”Le persone perfette non combattono, non mentono, non commettono errori e non esistono.” (Aristotele)
Tanto tempo fa ho letto un piccolo libro il cui titolo mi è rimasto impresso: Vincere sbagliando. Ma come è possibile? Direbbe chi è artefice e vittima allo stesso tempo della perfezione, dell’essere perfetti.

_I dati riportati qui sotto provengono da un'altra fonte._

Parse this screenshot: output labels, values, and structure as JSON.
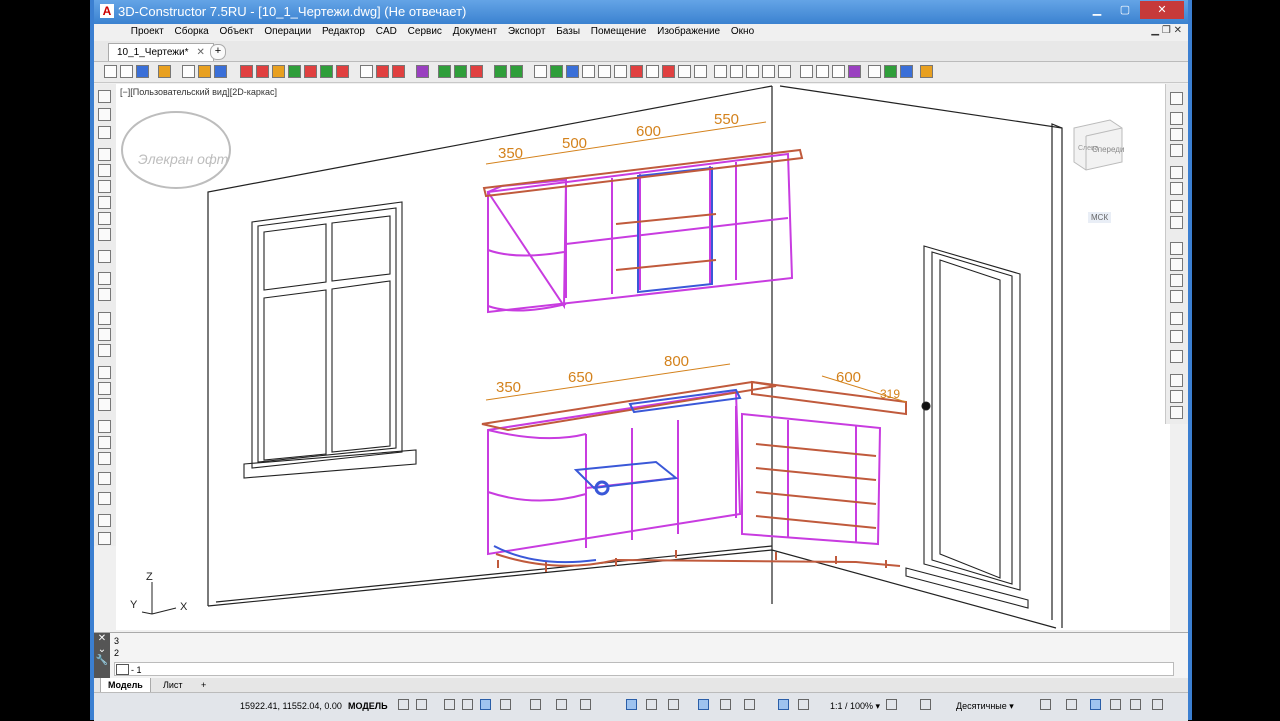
{
  "window": {
    "title": "3D-Constructor 7.5RU - [10_1_Чертежи.dwg] (Не отвечает)",
    "app_icon": "A"
  },
  "menu": [
    "Проект",
    "Сборка",
    "Объект",
    "Операции",
    "Редактор",
    "CAD",
    "Сервис",
    "Документ",
    "Экспорт",
    "Базы",
    "Помещение",
    "Изображение",
    "Окно"
  ],
  "doc_tab": {
    "label": "10_1_Чертежи*",
    "add": "+"
  },
  "viewport": {
    "label": "[−][Пользовательский вид][2D-каркас]",
    "viewcube_face1": "Слева",
    "viewcube_face2": "Спереди",
    "ucs_label": "МСК",
    "axes": {
      "z": "Z",
      "y": "Y",
      "x": "X"
    },
    "watermark": "Элекран офт"
  },
  "dimensions": {
    "upper": [
      "350",
      "500",
      "600",
      "550"
    ],
    "lower": [
      "350",
      "650",
      "800"
    ],
    "corner": [
      "600",
      "319"
    ]
  },
  "command": {
    "history": [
      "3",
      "2"
    ],
    "input": "- 1"
  },
  "layout_tabs": {
    "model": "Модель",
    "sheet": "Лист",
    "add": "+"
  },
  "status": {
    "coords": "15922.41, 11552.04, 0.00",
    "space": "МОДЕЛЬ",
    "scale": "1:1 / 100% ▾",
    "units": "Десятичные ▾"
  },
  "colors": {
    "titlebar": "#3b82d0",
    "dim": "#d4821c",
    "cabinet": "#c83ce0",
    "panel_wood": "#c05a3c",
    "accent_blue": "#3a58d8"
  }
}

In effetti si può finire a fette quando l’attenzione all’ordine, alla precisione, al compimento di attività e di obiettivi domina nelle persone che vivono con richieste sempre più elevate e sfide incessanti, al fine di eccellere, conquistare un’immagine positiva e vincente. Queste persone spesso sono insoddisfatte, alla continua ricerca di qualche cosa, per cui c’è sempre da fare qualcosa e si può sempre farlo meglio. Rischiano molto, tanto quanto stimolante e avvincente è la possibilità di perseguire standard elevati (nella vita professionale, nella scuola e negli studi, nelle relazioni sentimentali, nella relazione con se stessi, nello sport). Sono persone che mal sopportano lacune, nei e ombre nel loro operato, errori e insuccessi nella loro prestazione, tanto da essere sempre rivolti con lo sguardo alla meta. Peccato che una volta raggiunta non è così appagante come credevano e quindi si mettono in moto per un altro traguardo.
E così queste persone non finiscono mai, o meglio possono sfinirsi, fino all’esaurimento, senza rendersene conto, quando ormai è troppo tardi e i livelli di stress e di burn out sono tali da sentirsi esausti, privi di energia, bruciati appunti.
Un conto è la tensione e il desiderio di migliorarsi e di progredire, con un atteggiamento costruttivo. Altro è lo stato in cui i livelli di controllo e di vigilanza si alzano, non ci si permette di sbagliare e ci si impone criteri di impeccabilità. Il perfezionismo è correlato ad un maggior rischio di dipendenza dal lavoro (workhaholic), di essere intossicati dalla prestazione da dare, con sintomi depressivi, di ansia e bassa qualità della vita.
Come guarire dalla smania di eccellenza?
- capire prima di tutto quale è il proprio livello di perfezionismo: se evitiamo di invitare amici in casa per non scomporre l’ordine cui teniamo, facciamoci qualche domanda.
- capire la ragione del nostro essere perfetti: siamo severi e critici con noi stessi, crediamo di essere accettati solo se siamo senza macchia?
- gustare il viaggio che porta alla meta, anziché guardare solo alla meta, all’ideale che ha solo il compito di ispirarci e di stimolarci.
- rispettarci e perdonarci gli errori, le mancanze, essere benevoli e anche clementi con noi stessi, anziché giudici ipercritici.
- considerare il tempo che dedichiamo ad un solo compito, ripetendo e rifacendo sempre lo stesso lavoro, anziché andare avanti, evitando di fissarsi sui dettagli.
- valorizzare ciò che abbiamo già fatto e conseguito, anziché fissare lo sguardo su cosa manca. E considerare che c’è sempre una soluzione, un rimedio all’errore per cui essere proattivi impegnandosi in altro.
- delegare affidandosi anche agli altri e facendosi aiutare.
- celebrare i successi, le vittorie, i progressi come segno di autostima e giusto autocompiacimento, serve all’umore e serve a riconoscere che ce l’abbiamo fatta, senza farci a fette.